Reuben Cooke
- Born: Reuben James Cooke 17 April 1876 Christchurch, Canterbury, New Zealand
- Died: 10 May 1940 (aged 64) Melbourne, Victoria, Australia
- Weight: 85 kg (187 lb)
- Notable relative: Alfred Cooke (brother)

Rugby union career
- Position: Loose forward

Amateur team(s)
- Years: Team / Apps / (Points)
- 1899, 1901–03: Merivale
- 1904–05: Star

Provincial / State sides
- Years: Team / Apps / (Points)
- 1899, 1901–03: Canterbury
- 1904–05: South Canterbury

International career
- Years: Team / Apps / (Points)
- 1903: New Zealand / 1 / (0)

= Reuben Cooke =

NZ international rugby union player

Reuben "Ru" James Cooke (17 April 1876 – 5 May 1940) was a New Zealand rugby union player who represented the All Blacks in 1903. His position of choice was loose forward.

== Career ==
Commonly known as "Ru", out of the Merivale club, Cooke made his debut for the Canterbury province as a 19-year-old in 1899.

After playing for the South Island against the North consecutively in 1902 and 1903, Cooke was selected for the 1903 tour of Australia.

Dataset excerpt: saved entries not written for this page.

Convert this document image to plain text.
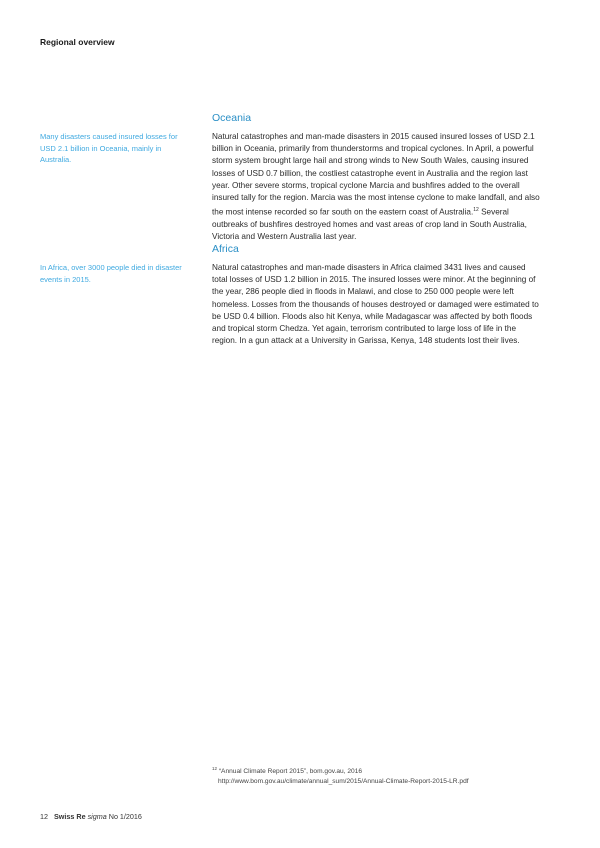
Regional overview
Oceania
Many disasters caused insured losses for USD 2.1 billion in Oceania, mainly in Australia.
Natural catastrophes and man-made disasters in 2015 caused insured losses of USD 2.1 billion in Oceania, primarily from thunderstorms and tropical cyclones. In April, a powerful storm system brought large hail and strong winds to New South Wales, causing insured losses of USD 0.7 billion, the costliest catastrophe event in Australia and the region last year. Other severe storms, tropical cyclone Marcia and bushfires added to the overall insured tally for the region. Marcia was the most intense cyclone to make landfall, and also the most intense recorded so far south on the eastern coast of Australia.$^{12}$ Several outbreaks of bushfires destroyed homes and vast areas of crop land in South Australia, Victoria and Western Australia last year.
Africa
In Africa, over 3000 people died in disaster events in 2015.
Natural catastrophes and man-made disasters in Africa claimed 3431 lives and caused total losses of USD 1.2 billion in 2015. The insured losses were minor. At the beginning of the year, 286 people died in floods in Malawi, and close to 250 000 people were left homeless. Losses from the thousands of houses destroyed or damaged were estimated to be USD 0.4 billion. Floods also hit Kenya, while Madagascar was affected by both floods and tropical storm Chedza. Yet again, terrorism contributed to large loss of life in the region. In a gun attack at a University in Garissa, Kenya, 148 students lost their lives.
$^{12}$ “Annual Climate Report 2015”, bom.gov.au, 2016
http://www.bom.gov.au/climate/annual_sum/2015/Annual-Climate-Report-2015-LR.pdf
12 Swiss Re sigma No 1/2016
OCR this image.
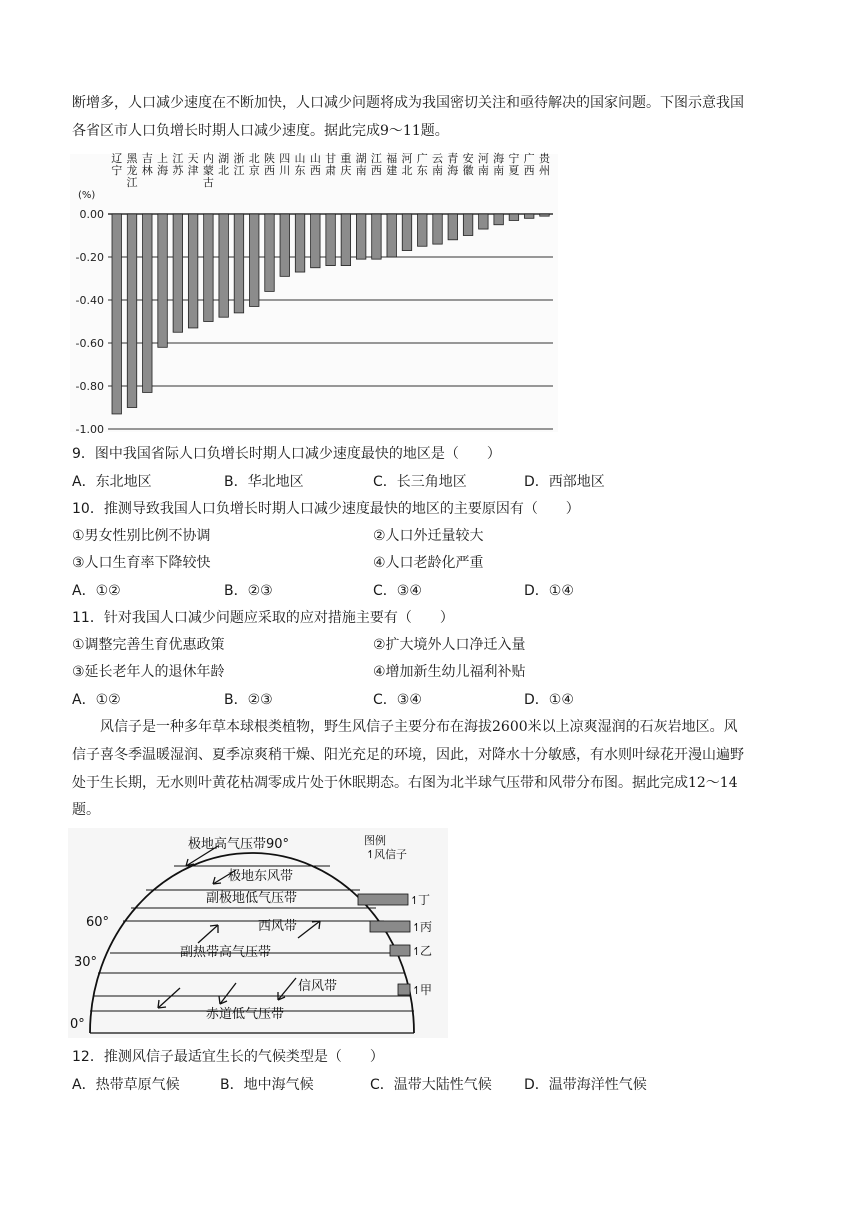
断增多，人口减少速度在不断加快，人口减少问题将成为我国密切关注和亟待解决的国家问题。下图示意我国
各省区市人口负增长时期人口减少速度。据此完成9～11题。
辽宁
黑龙江
吉林
上海
江苏
天津
内蒙古
湖北
浙江
北京
陕西
四川
山东
山西
甘肃
重庆
湖南
江西
福建
河北
广东
云南
青海
安徽
河南
海南
宁夏
广西
贵州
(%)
0.00
-0.20
-0.40
-0.60
-0.80
-1.00
9．图中我国省际人口负增长时期人口减少速度最快的地区是（　　）
A．东北地区	B．华北地区	C．长三角地区	D．西部地区
10．推测导致我国人口负增长时期人口减少速度最快的地区的主要原因有（　　）
①男女性别比例不协调	②人口外迁量较大
③人口生育率下降较快	④人口老龄化严重
A．①②	B．②③	C．③④	D．①④
11．针对我国人口减少问题应采取的应对措施主要有（　　）
①调整完善生育优惠政策	②扩大境外人口净迁入量
③延长老年人的退休年龄	④增加新生幼儿福利补贴
A．①②	B．②③	C．③④	D．①④
风信子是一种多年草本球根类植物，野生风信子主要分布在海拔2600米以上凉爽湿润的石灰岩地区。风
信子喜冬季温暖湿润、夏季凉爽稍干燥、阳光充足的环境，因此，对降水十分敏感，有水则叶绿花开漫山遍野
处于生长期，无水则叶黄花枯凋零成片处于休眠期态。右图为北半球气压带和风带分布图。据此完成12～14
题。
极地高气压带90°
极地东风带
副极地低气压带
西风带
副热带高气压带
信风带
赤道低气压带
60°
30°
0°
图例
↿
风信子
↿
丁
↿
丙
↿
乙
↿
甲
12．推测风信子最适宜生长的气候类型是（　　）
A．热带草原气候	B．地中海气候	C．温带大陆性气候 D．温带海洋性气候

He played in the preliminary match against Wellington and then nine out of the ten tour matches in Australia. He scored one try in his All Black career, against Combined Northern Districts, but did not score any points in his only test match against Australia.

In the first game in Australia against New South Wales, Cooke was sent off the field after being involved in an altercation with opposing player Harold Judd. This had happened only once prior in All Black history, in 1893 (ironically also against NSW) to William McKenzie. Further investigation proved Cooke was not at fault and he was cleared from any punishment.

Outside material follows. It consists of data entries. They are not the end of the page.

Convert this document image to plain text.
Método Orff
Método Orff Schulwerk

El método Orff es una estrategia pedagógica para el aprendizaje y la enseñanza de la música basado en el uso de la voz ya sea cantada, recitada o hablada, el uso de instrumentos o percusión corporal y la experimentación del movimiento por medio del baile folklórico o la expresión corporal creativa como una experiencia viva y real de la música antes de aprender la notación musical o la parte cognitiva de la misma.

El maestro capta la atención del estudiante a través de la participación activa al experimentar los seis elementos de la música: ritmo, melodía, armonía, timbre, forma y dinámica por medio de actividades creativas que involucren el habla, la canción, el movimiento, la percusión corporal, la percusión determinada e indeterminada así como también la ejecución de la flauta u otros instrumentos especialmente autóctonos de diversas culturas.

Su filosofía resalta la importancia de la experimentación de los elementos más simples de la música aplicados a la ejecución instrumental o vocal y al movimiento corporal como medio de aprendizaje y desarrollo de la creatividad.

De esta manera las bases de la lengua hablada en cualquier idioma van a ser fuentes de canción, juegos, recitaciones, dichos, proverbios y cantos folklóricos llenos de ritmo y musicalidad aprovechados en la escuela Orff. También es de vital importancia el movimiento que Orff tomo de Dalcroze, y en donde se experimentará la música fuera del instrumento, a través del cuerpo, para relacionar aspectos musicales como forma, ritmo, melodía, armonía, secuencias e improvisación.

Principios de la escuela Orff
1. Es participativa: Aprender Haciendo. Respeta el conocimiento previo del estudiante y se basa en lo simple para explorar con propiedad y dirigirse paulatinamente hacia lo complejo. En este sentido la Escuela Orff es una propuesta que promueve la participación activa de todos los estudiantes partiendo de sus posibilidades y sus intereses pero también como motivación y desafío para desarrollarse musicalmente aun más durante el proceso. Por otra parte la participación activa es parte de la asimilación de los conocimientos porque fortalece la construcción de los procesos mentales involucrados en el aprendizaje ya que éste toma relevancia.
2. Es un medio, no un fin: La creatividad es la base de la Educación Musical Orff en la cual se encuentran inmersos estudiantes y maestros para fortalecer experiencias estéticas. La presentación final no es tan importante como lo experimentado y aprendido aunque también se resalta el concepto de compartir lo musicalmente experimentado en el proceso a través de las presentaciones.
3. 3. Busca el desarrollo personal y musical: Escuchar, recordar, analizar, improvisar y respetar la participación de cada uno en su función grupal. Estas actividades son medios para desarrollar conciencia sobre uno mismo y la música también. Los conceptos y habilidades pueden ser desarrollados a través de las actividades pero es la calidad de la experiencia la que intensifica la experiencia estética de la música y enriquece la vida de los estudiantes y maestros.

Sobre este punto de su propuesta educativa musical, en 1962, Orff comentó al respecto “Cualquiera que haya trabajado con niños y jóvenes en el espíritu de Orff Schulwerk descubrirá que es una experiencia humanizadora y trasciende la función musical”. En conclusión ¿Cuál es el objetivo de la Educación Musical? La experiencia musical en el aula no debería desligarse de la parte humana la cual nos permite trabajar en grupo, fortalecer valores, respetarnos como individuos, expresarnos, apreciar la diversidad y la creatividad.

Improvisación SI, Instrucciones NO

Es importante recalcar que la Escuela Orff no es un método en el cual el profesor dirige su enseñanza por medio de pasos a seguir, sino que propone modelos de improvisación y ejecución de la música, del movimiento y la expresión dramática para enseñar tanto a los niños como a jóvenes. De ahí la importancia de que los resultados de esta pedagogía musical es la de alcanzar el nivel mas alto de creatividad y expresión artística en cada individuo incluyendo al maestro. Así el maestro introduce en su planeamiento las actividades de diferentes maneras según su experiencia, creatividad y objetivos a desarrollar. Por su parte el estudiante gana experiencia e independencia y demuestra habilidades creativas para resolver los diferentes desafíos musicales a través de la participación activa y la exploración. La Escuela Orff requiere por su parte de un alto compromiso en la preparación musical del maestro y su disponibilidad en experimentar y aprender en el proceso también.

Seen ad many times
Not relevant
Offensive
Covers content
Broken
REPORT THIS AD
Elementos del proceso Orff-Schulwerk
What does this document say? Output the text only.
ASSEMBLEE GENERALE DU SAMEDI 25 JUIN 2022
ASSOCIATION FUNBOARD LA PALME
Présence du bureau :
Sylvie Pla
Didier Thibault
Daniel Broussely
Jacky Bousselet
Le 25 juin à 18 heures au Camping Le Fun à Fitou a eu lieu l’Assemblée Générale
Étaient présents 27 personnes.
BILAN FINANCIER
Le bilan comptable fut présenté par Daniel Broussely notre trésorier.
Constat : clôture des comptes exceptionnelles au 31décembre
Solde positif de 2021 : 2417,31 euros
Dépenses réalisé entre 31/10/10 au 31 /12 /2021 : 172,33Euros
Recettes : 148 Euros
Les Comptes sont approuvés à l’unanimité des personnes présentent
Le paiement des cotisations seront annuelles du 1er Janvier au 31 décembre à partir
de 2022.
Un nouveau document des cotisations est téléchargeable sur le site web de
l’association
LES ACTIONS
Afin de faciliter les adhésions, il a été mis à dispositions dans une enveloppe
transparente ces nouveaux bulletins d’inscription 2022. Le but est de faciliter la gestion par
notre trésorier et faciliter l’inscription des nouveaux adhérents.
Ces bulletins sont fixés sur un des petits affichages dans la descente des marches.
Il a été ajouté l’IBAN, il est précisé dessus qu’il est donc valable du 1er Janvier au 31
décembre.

He was further chosen for the test match against Great Britain in 1904 but Cooke was unable to play because of injury.

Finally, at the end of the 1904 season he was part of a pool of players that would be selected for the famous Original All Blacks. Unfortunately he was not selected and as there were no trials it is unknown how close he was for selection.

He played for South Canterbury in 1904 and 1905.

Cooke moved to Melbourne, Australia in 1913 and was a coach as well as an administrator for the Kiwi club.

== Family ==
His older brother, Alfred, was an All Black in 1894. Unfortunately, Alfred died aged 30, three years before Cooke made his All Black debut.